ESQL: Limit Replace function memory usage #127924

ivancea · 2025-05-08T16:17:27Z

The Replace string result limit was fixed to 1MB, same as Repeat

elasticsearchmachine · 2025-05-08T16:17:52Z

Hi @ivancea, I've created a changelog YAML for you.

ivancea · 2025-05-08T16:19:11Z

...ql/src/main/java/org/elasticsearch/xpack/esql/expression/function/scalar/string/Replace.java

@@ -121,15 +125,15 @@ public boolean foldable() {
        return str.foldable() && regex.foldable() && newStr.foldable();
    }

-    @Evaluator(extraName = "Constant", warnExceptions = PatternSyntaxException.class)
+    @Evaluator(extraName = "Constant", warnExceptions = IllegalArgumentException.class)


PatternSyntaxException is an IllegalArgumentException. If we choose another exception for this PR, we would have to restore PatternSyntaxException

ivancea · 2025-05-08T16:20:01Z

...ql/src/main/java/org/elasticsearch/xpack/esql/expression/function/scalar/string/Replace.java

@@ -39,6 +41,8 @@
 public class Replace extends EsqlScalarFunction {
    public static final NamedWriteableRegistry.Entry ENTRY = new NamedWriteableRegistry.Entry(Expression.class, "Replace", Replace::new);

+    static final long MAX_RESULT_LENGTH = MB.toBytes(1);


This is based on the same Repeat logic:

elasticsearch/x-pack/plugin/esql/src/main/java/org/elasticsearch/xpack/esql/expression/function/scalar/string/Repeat.java

Line 43 in c990377

static final long MAX_REPEATED_LENGTH = MB.toBytes(1);

We might want to shove this in some common spot. I have no idea what a good one is. And probably javadoc it too.

nit: We could make both use the same constant, then future readers can easily see that it's being used in 2 cases which tackle a common problem.
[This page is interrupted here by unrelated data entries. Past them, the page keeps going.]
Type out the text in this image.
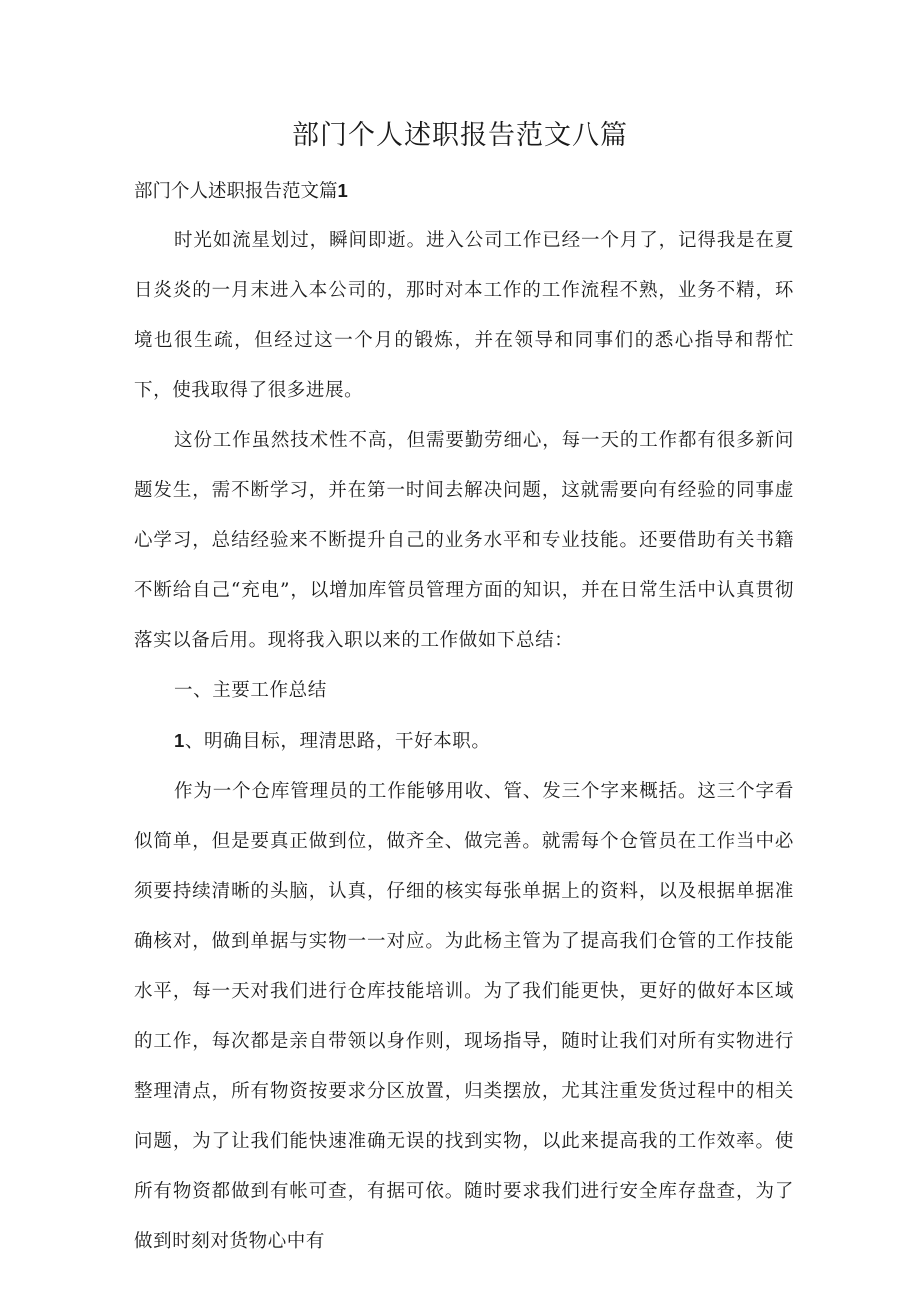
部门个人述职报告范文八篇

部门个人述职报告范文篇1

时光如流星划过，瞬间即逝。进入公司工作已经一个月了，记得我是在夏日炎炎的一月末进入本公司的，那时对本工作的工作流程不熟，业务不精，环境也很生疏，但经过这一个月的锻炼，并在领导和同事们的悉心指导和帮忙下，使我取得了很多进展。

这份工作虽然技术性不高，但需要勤劳细心，每一天的工作都有很多新问题发生，需不断学习，并在第一时间去解决问题，这就需要向有经验的同事虚心学习，总结经验来不断提升自己的业务水平和专业技能。还要借助有关书籍不断给自己“充电”，以增加库管员管理方面的知识，并在日常生活中认真贯彻落实以备后用。现将我入职以来的工作做如下总结：

一、主要工作总结

1、明确目标，理清思路，干好本职。

作为一个仓库管理员的工作能够用收、管、发三个字来概括。这三个字看似简单，但是要真正做到位，做齐全、做完善。就需每个仓管员在工作当中必须要持续清晰的头脑，认真，仔细的核实每张单据上的资料，以及根据单据准确核对，做到单据与实物一一对应。为此杨主管为了提高我们仓管的工作技能水平，每一天对我们进行仓库技能培训。为了我们能更快，更好的做好本区域的工作，每次都是亲自带领以身作则，现场指导，随时让我们对所有实物进行整理清点，所有物资按要求分区放置，归类摆放，尤其注重发货过程中的相关问题，为了让我们能快速准确无误的找到实物，以此来提高我的工作效率。使所有物资都做到有帐可查，有据可依。随时要求我们进行安全库存盘查，为了做到时刻对货物心中有
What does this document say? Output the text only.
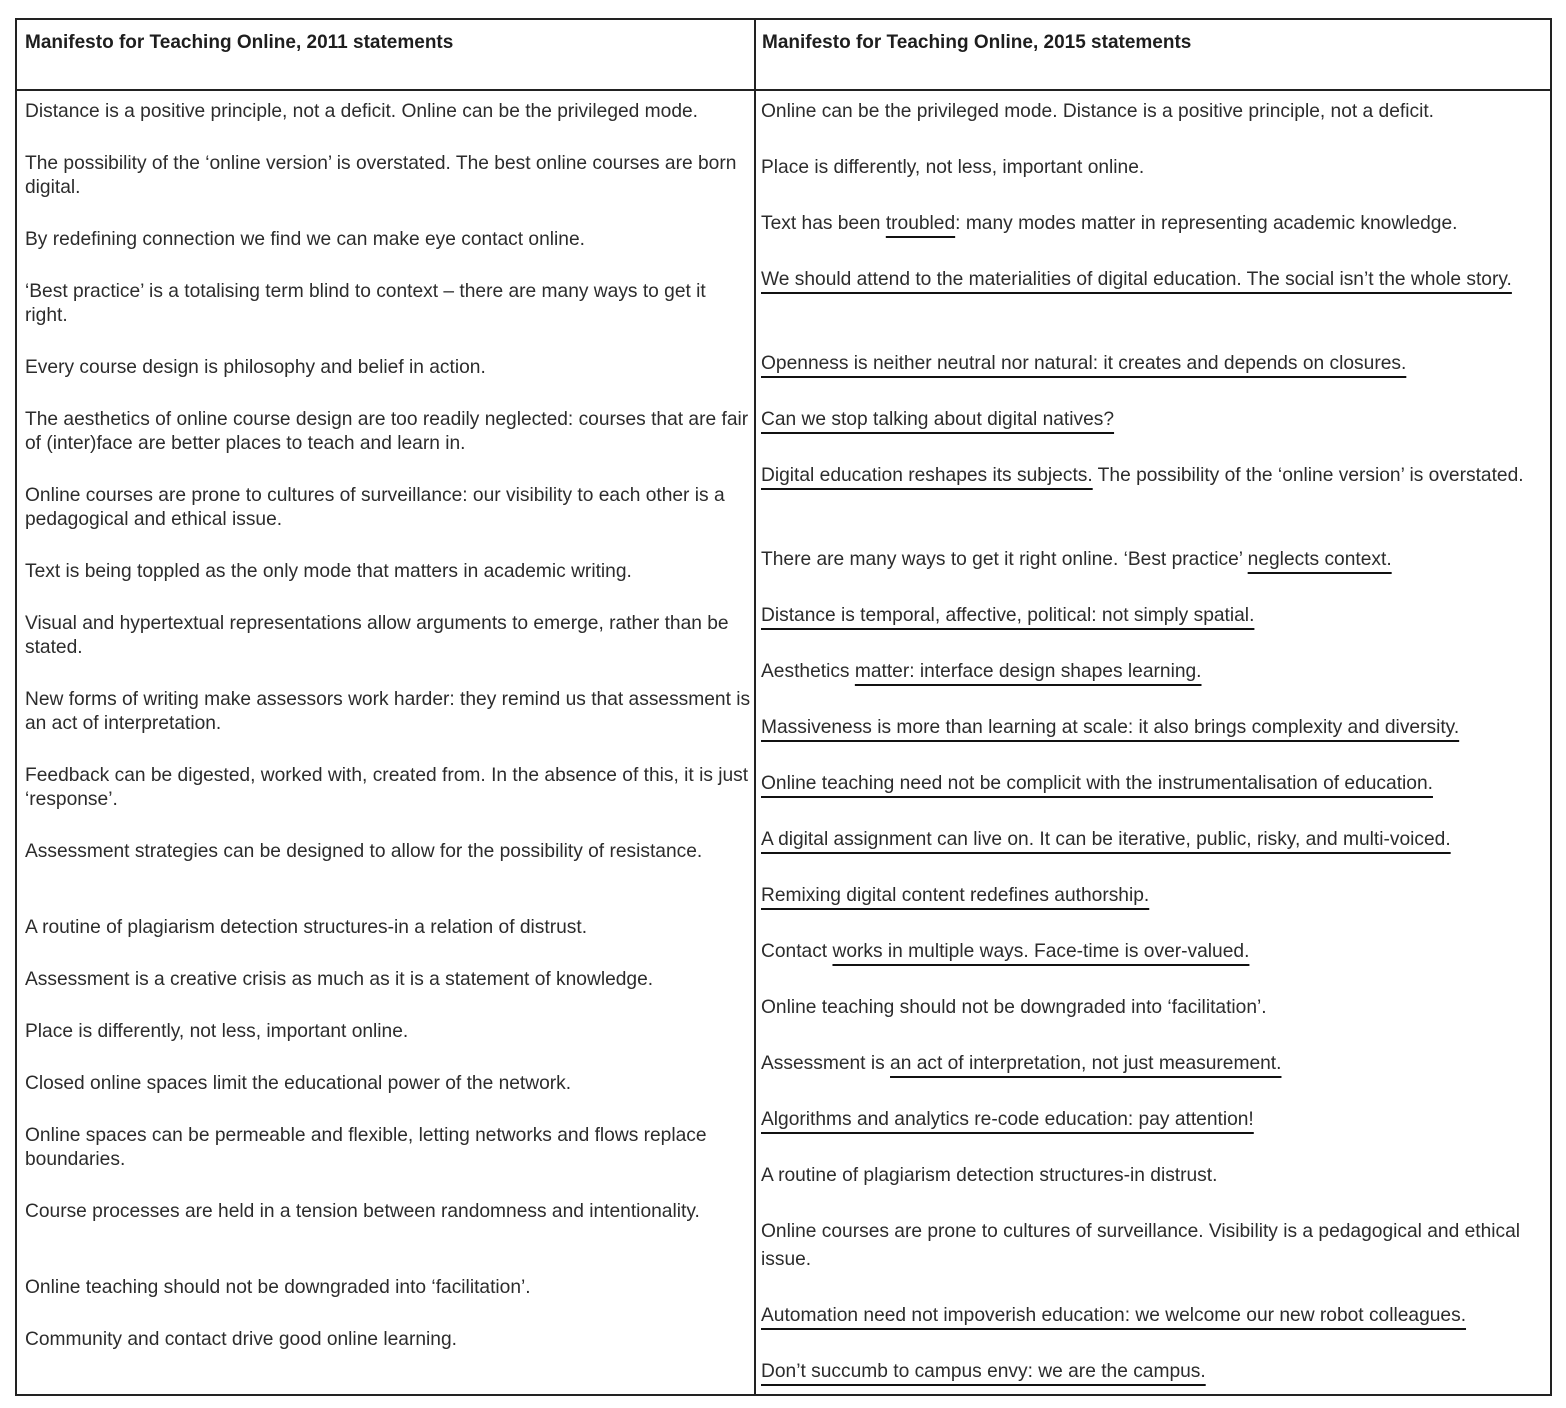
Manifesto for Teaching Online, 2011 statements	Manifesto for Teaching Online, 2015 statements
Distance is a positive principle, not a deficit. Online can be the privileged mode.
The possibility of the ‘online version’ is overstated. The best online courses are born digital.
By redefining connection we find we can make eye contact online.
‘Best practice’ is a totalising term blind to context – there are many ways to get it right.
Every course design is philosophy and belief in action.
The aesthetics of online course design are too readily neglected: courses that are fair of (inter)face are better places to teach and learn in.
Online courses are prone to cultures of surveillance: our visibility to each other is a pedagogical and ethical issue.
Text is being toppled as the only mode that matters in academic writing.
Visual and hypertextual representations allow arguments to emerge, rather than be stated.
New forms of writing make assessors work harder: they remind us that assessment is an act of interpretation.
Feedback can be digested, worked with, created from. In the absence of this, it is just ‘response’.
Assessment strategies can be designed to allow for the possibility of resistance.
A routine of plagiarism detection structures-in a relation of distrust.
Assessment is a creative crisis as much as it is a statement of knowledge.
Place is differently, not less, important online.
Closed online spaces limit the educational power of the network.
Online spaces can be permeable and flexible, letting networks and flows replace boundaries.
Course processes are held in a tension between randomness and intentionality.
Online teaching should not be downgraded into ‘facilitation’.
Community and contact drive good online learning.
Online can be the privileged mode. Distance is a positive principle, not a deficit.
Place is differently, not less, important online.
Text has been troubled: many modes matter in representing academic knowledge.
We should attend to the materialities of digital education. The social isn’t the whole story.
Openness is neither neutral nor natural: it creates and depends on closures.
Can we stop talking about digital natives?
Digital education reshapes its subjects. The possibility of the ‘online version’ is overstated.
There are many ways to get it right online. ‘Best practice’ neglects context.
Distance is temporal, affective, political: not simply spatial.
Aesthetics matter: interface design shapes learning.
Massiveness is more than learning at scale: it also brings complexity and diversity.
Online teaching need not be complicit with the instrumentalisation of education.
A digital assignment can live on. It can be iterative, public, risky, and multi-voiced.
Remixing digital content redefines authorship.
Contact works in multiple ways. Face-time is over-valued.
Online teaching should not be downgraded into ‘facilitation’.
Assessment is an act of interpretation, not just measurement.
Algorithms and analytics re-code education: pay attention!
A routine of plagiarism detection structures-in distrust.
Online courses are prone to cultures of surveillance. Visibility is a pedagogical and ethical issue.
Automation need not impoverish education: we welcome our new robot colleagues.
Don’t succumb to campus envy: we are the campus.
Moved it to ScalarFunction. I don't expect aggs to need this, but we could move it later

ivancea · 2025-05-08T16:26:09Z

...ql/src/main/java/org/elasticsearch/xpack/esql/expression/function/scalar/string/Replace.java

+        do {
+            m.appendReplacement(result, newStr);
+
+            if (result.length() > MAX_RESULT_LENGTH) {


We're checking after the replacement. This has a downside: if the replacement uses a group ($1), it could, theoretically, still generate a big string (E.g. Replace("<100 chars>", ".+", "$0<...x 100>") == 10.000 chars.
We could take this into account, and use something like:

int matchSize = m.end() - m.start(); int potentialReplacementSize = matchSize * matchSize / 2; // "$0" == 1 repetition int remainingStr = str.length() - m.end(); if (result.length + potentialReplacementSize + remainingStr > MAX_RESULT_LENGTH) { throw ...: }

Opinions? How predictive should we be?

Hmm, the estimate matchSize * newStr.length() could be too conservative. If I have a 2kb input string, the regex matches the whole thing, and I want to replace it by another 1kb string (no group refs!), this would trigger as a false positive. Not sure how restrictive this is in practice.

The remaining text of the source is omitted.